The last one is not only the loneliest yardstick, it also seems to be the busiest.

Why is Israel judged in a category all of its own by so many both from within and from without the country? Moreover, why is it judged so harshly, and on issues to which most Dictatorships and some Democracies do not devotedly adhere themselves, as Israel is expected to do?

I doubt there is anyone who would claim that Israel is a dictatorship and would be able to bring forth proof of that. There is plenty of evidence that it is not.

On the other hand, I doubt that there is anyone who would be able to provide evidence that Israel was not founded on the principles and pillars of Democracy, and operates according to them on a daily basis. Perhaps it is not the ideal of democracies but it unquestionably aspires to reach it. It certainly is expected to be the ideal based on the harsh manner in which the world responds to its efforts to survive as a sovereign nation.

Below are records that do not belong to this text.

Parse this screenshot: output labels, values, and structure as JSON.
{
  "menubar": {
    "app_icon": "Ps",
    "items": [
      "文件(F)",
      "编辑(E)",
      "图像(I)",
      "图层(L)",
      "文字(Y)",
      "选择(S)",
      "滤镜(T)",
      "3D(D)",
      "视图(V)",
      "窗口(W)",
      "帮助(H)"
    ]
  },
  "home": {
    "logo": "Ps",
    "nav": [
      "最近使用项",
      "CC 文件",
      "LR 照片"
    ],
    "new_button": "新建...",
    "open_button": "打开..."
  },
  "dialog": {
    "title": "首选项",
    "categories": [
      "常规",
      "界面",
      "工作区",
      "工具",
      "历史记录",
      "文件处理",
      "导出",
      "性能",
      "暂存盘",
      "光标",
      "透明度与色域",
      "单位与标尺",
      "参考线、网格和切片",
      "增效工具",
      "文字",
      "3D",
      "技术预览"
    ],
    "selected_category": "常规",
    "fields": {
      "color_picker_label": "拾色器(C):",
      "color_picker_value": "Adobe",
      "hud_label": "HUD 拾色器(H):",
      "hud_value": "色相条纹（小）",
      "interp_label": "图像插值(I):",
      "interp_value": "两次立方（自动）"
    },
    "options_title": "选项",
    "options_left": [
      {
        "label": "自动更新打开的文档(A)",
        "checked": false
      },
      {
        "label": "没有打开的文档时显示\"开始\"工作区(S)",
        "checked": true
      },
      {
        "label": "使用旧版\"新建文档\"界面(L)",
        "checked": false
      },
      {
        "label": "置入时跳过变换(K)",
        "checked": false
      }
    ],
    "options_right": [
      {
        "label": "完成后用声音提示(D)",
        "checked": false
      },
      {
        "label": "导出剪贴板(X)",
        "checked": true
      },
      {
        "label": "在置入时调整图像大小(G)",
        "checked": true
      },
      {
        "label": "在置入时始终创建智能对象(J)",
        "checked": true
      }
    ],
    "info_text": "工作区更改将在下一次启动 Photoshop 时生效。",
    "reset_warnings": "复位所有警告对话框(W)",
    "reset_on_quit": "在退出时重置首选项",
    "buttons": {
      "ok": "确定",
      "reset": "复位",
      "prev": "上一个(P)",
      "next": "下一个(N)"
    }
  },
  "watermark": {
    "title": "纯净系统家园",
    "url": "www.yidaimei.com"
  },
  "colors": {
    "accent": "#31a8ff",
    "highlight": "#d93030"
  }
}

What is it that makes Israel so different in the eyes of the world? Why is it that the world feels a greater and more pressing need to put Israel under the most gigantically magnifying microscope, and monitor each and every one of its moves?

The answer, in my opinion, rests on its very rare and unique Jewish Democratic essence.

Israel is a strange breed in the eyes of the world. It is a kind of an experiment on the timeline of history, a close to seventy - years - old experiment.

Arabism and the Western World which seems to be intoxicated by its venom, seem to be sitting there watching and following very closely the experiment called "Israel, the Jewish State." Not only does it seem to examine each and every one of its actions, responses and maneuvers, but Dr. Kadar and I honestly believe that it is probably hoping and praying that this experiment fails. Moreover, they seem to do all they can to ensure that it will never succeed.  Why?

We both believe that the world is jealous. It is envious of the Jews and the Jewish State on a few planes.  It is perplexed by the sight of the rebirth of a sovereign state that was able, in a relatively short period, and after an ensanguined history of its people, to overcome and cope with, thrive and flourish in a reality very few other nations were ever faced with, let alone overcame. It is baffled, lost and mystified by the face of a nation that has defied all odds and all efforts by the many people who toiled hard to erase its traces, remove it from the family of nations and turn it into a mere page, or at the most, a chapter in the history of mankind. Israel is the mirror that reflects the failure of the world, a constant reminder of its own inadequacies.  And who wants to be reminded of their shortcomings?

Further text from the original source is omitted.